目录
1. Regularized Linear Regression
1.2 Regularized linear regression cost function
1.3 Regularized linear regression gradient
3.1 Learning Polynomial Regression
3.2 Adjusting the regularization parameter
3.3 Selecting λ using a cross validation set
1. Regularized Linear Regression
内容:我们将用正则化线性回归,使用水库中水位的变化来预测从大坝流出的水量。
1.1 Visualizing the dataset
内容:水位—X;水流量—y。将数据分成训练集、交叉验证集以及测试集。
plot.py
import matplotlib.pyplot as plt
def plotTrainingData(X, y):
fig, ax = plt.subplots(figsize=(8, 6))
ax.scatter(X, y, marker='x', c='r')
ax.set_xlabel('water_level')
ax.set_ylabel('flow')
plt.show()
main.py
from scipy.io import loadmat # 导入matlab格式数据
from plot import * # 绘图
data = loadmat('ex5data.mat')
X, y, Xval, yval, Xtest, ytest = data['X'], data['y'], data['Xval'], data['yval'], data['Xtest'], data['ytest']

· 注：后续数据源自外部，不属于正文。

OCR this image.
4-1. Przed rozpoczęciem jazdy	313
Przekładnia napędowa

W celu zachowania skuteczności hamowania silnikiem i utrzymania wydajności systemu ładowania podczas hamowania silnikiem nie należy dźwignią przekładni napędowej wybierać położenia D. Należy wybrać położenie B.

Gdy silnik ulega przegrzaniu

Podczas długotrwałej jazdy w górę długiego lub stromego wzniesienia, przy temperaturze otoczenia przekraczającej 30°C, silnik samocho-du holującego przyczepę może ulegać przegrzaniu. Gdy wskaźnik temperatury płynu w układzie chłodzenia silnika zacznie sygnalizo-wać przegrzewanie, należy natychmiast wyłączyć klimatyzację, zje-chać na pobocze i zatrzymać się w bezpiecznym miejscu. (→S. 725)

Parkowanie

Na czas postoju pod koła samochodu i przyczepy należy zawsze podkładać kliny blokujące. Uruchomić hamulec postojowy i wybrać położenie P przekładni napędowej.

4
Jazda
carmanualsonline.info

# print(X.shape, y.shape, Xval.shape, yval.shape, Xtest.shape, ytest.shape) #(12, 1) (12, 1) (21, 1) (21, 1) (21, 1) (21, 1)
plotTrainingData(X, y)
1.2 Regularized linear regression cost function
内容:计算带正则项的代价函数。
内容:正则化相当于在代价函数中增加了惩罚项,当theta(j)增大时,惩罚项也会增大。注意不需要将theta(0)进行正则化。
linearRegCostFunction.py
import numpy as np
def linearRegCostFunction(theta, X, y, learningRate):
theta = np.matrix(theta)
m = X.shape[0]
X = np.insert(X, 0, np.ones(m), axis=1)
reg = (learningRate / (2 * m)) * np.sum(np.power(theta[1:, :], 2))

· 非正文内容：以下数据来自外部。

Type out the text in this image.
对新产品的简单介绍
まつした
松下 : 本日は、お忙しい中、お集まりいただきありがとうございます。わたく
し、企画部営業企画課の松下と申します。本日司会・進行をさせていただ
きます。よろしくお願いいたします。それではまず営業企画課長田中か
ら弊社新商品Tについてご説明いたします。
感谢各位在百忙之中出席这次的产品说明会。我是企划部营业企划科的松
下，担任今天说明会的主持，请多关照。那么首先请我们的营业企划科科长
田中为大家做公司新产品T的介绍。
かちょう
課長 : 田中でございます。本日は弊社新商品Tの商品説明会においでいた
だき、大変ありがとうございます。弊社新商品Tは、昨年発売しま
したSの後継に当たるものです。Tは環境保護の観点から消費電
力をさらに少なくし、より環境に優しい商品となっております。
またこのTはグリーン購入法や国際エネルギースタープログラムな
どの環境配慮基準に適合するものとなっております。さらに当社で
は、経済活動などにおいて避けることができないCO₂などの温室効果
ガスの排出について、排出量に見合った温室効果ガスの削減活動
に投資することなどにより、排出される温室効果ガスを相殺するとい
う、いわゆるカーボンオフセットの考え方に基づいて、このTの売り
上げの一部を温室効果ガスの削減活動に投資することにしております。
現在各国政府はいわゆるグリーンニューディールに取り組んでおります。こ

return np.sum(np.power(X * theta.T - y, 2)) / (2 * m) + reg
main.py
from scipy.io import loadmat # 导入matlab格式数据
from linearRegCostFunction import * # 正则化代价函数
data = loadmat('ex5data.mat')
X, y, Xval, yval, Xtest, ytest = data['X'], data['y'], data['Xval'], data['yval'], data['Xtest'], data['ytest']
theta = [1, 1]
learningRate = 1
print(linearRegCostFunction(theta, X, y, learningRate)) # 303.9515255535976
1.3 Regularized linear regression gradient
内容:求正则化线性回归的梯度。
gradientReg.py
import numpy as np
def gradientReg(theta, X, y, learningRate):
m = X.shape[0]
X = np.matrix(X)
X = np.insert(X, 0, np.ones(m), axis=1)
y = np.matrix(y)
theta = np.matrix(theta)
grad = (((X * theta.T - y).T * X).T + learningRate * theta.T) / m
grad[0] = (X * theta.T - y).T * X[:, 0] / m
return grad
main.py
from scipy.io import loadmat # 导入matlab格式数据
from gradientReg import * # 正则化线性回归的梯度
data = loadmat('ex5data.mat')
X, y, Xval, yval, Xtest, ytest = data['X'], data['y'], data['Xval'], data['yval'], data['Xtest'], data['ytest']
theta = [1, 1]
learningRate = 1
gradient = gradientReg(theta, X, y, learningRate)
print(gradient)
# [[-15.30301567]
# [598.25074417]]
1.4 Fitting linear regression
内容:使用训练好的theta参数,可视化数据和拟合曲线。(因为theta在这里是二维的,正则化对它没有太大的作用,所以在这里可以让 λ=0)
plot.py
import matplotlib.pyplot as plt
def plotTrainingData(X, y):
fig, ax = plt.subplots(figsize=(8, 6))
ax.scatter(X, y, marker='x', c='r')
ax.set_xlabel('water_level')
ax.set_ylabel('flow')
plt.show()
def plotHypothesis(theta, X, y):
fig, ax = plt.subplots(figsize=(8, 6))
ax.scatter(X, y, c='r', marker='x', label='Training Data')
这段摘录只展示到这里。